TWO Ruthin veterans have spoken of their delight at having their service to the Royal British Legion recognised by the town.
Ted Evans, 92, and William Fowlie, 85, both from Ruthin were presented with plaques at the Ruthin Town Council meeting.
Ted served for years in the Merchant Navy and Bill served in the Royal Welsh Fusiliers.
After retiring from the services both men became involved in fundraising for the Royal British Legion.
They have a combined sixty years service to the Legion, and William now acts as the standard bearer for the Ruthin branch.
After the meeting the men spoke of their pride in the award and how people are taking an interest in the work of the Legion.
Mr Fowlie said: “It was a most pleasent surprise. It shows at least that our efforts don’t go unnoticed which is nice.
People come up to me during thePoppy Appeal and during conversations it hurts me to hear people don’t know where their relatives from the First World War or the Second World War are laid to rest.”
Mr Evans added: “What is surprising is the youngsters taking an interest in the Poppy Appeal. Over the last two years we spent £2.6 million on the blind veterans centre in Llandudno. There is quite a lot money going out and hopefully quite a bit coming in.”
Mr Evans served for 13 years in the Merchant Navy joining up in 1937.
During the war he survived ten Atlantic crossings to bring vital supplies to the home front.
Mr Evans said: “Two of us went off to the recruiting office in Rhyl. Joe Burnett unfortunately was lost, his name is on the memorial.
“My father wouldn’t let me join the Navy but the old vicar in Llanelidan said ‘don’t worry I’ll get him a job at sea.’
He did that and that was in 1937.
“My first trip was to Galveston. I served right through the war I did ten Atlantic crossings during the war and finished up on the tugs in Liverpool in 1950.”
He went on to join the legion in the 1970s but was involved in the Poppy appeal before he joined the legion.
Mr Fowlie joind the Royal Welsh Fusiliers in 1946 and went onto serve in Burma during the post independence period.

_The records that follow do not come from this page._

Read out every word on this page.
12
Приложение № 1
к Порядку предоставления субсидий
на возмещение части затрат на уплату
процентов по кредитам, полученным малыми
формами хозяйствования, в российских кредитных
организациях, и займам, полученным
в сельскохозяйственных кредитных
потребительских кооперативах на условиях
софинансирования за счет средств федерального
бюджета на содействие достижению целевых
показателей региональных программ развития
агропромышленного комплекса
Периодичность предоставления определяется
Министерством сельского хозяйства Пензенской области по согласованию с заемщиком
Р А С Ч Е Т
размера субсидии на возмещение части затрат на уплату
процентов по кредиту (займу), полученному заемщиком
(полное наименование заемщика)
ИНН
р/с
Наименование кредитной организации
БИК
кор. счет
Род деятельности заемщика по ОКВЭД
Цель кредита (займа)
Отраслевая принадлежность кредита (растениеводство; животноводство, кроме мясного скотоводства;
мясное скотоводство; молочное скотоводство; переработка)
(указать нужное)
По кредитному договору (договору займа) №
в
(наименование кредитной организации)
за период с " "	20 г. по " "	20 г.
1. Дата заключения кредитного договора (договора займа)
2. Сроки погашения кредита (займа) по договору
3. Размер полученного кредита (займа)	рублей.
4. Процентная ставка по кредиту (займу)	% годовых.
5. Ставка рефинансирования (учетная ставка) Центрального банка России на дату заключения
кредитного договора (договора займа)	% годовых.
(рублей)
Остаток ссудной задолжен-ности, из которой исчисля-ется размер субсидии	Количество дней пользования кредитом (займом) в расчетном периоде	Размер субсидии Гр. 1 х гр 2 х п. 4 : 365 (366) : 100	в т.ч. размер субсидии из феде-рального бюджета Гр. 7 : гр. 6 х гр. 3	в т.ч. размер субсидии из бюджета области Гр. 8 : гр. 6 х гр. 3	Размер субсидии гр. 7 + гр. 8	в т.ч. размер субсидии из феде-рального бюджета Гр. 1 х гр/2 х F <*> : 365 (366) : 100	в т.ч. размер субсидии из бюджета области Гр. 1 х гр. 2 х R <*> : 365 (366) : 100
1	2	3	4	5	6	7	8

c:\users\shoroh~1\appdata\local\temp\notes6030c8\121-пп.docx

Ruthin’s deputy mayor Stephen Beach said it was great that the councillors had the oppurtunity to show their gratitude to the volunteers.
He said: “It was a tribute to them for all their service. They are always there year after year raising money. They have done a lot for the town and it was time that they were recognised by the town as we are very grateful for all their service.”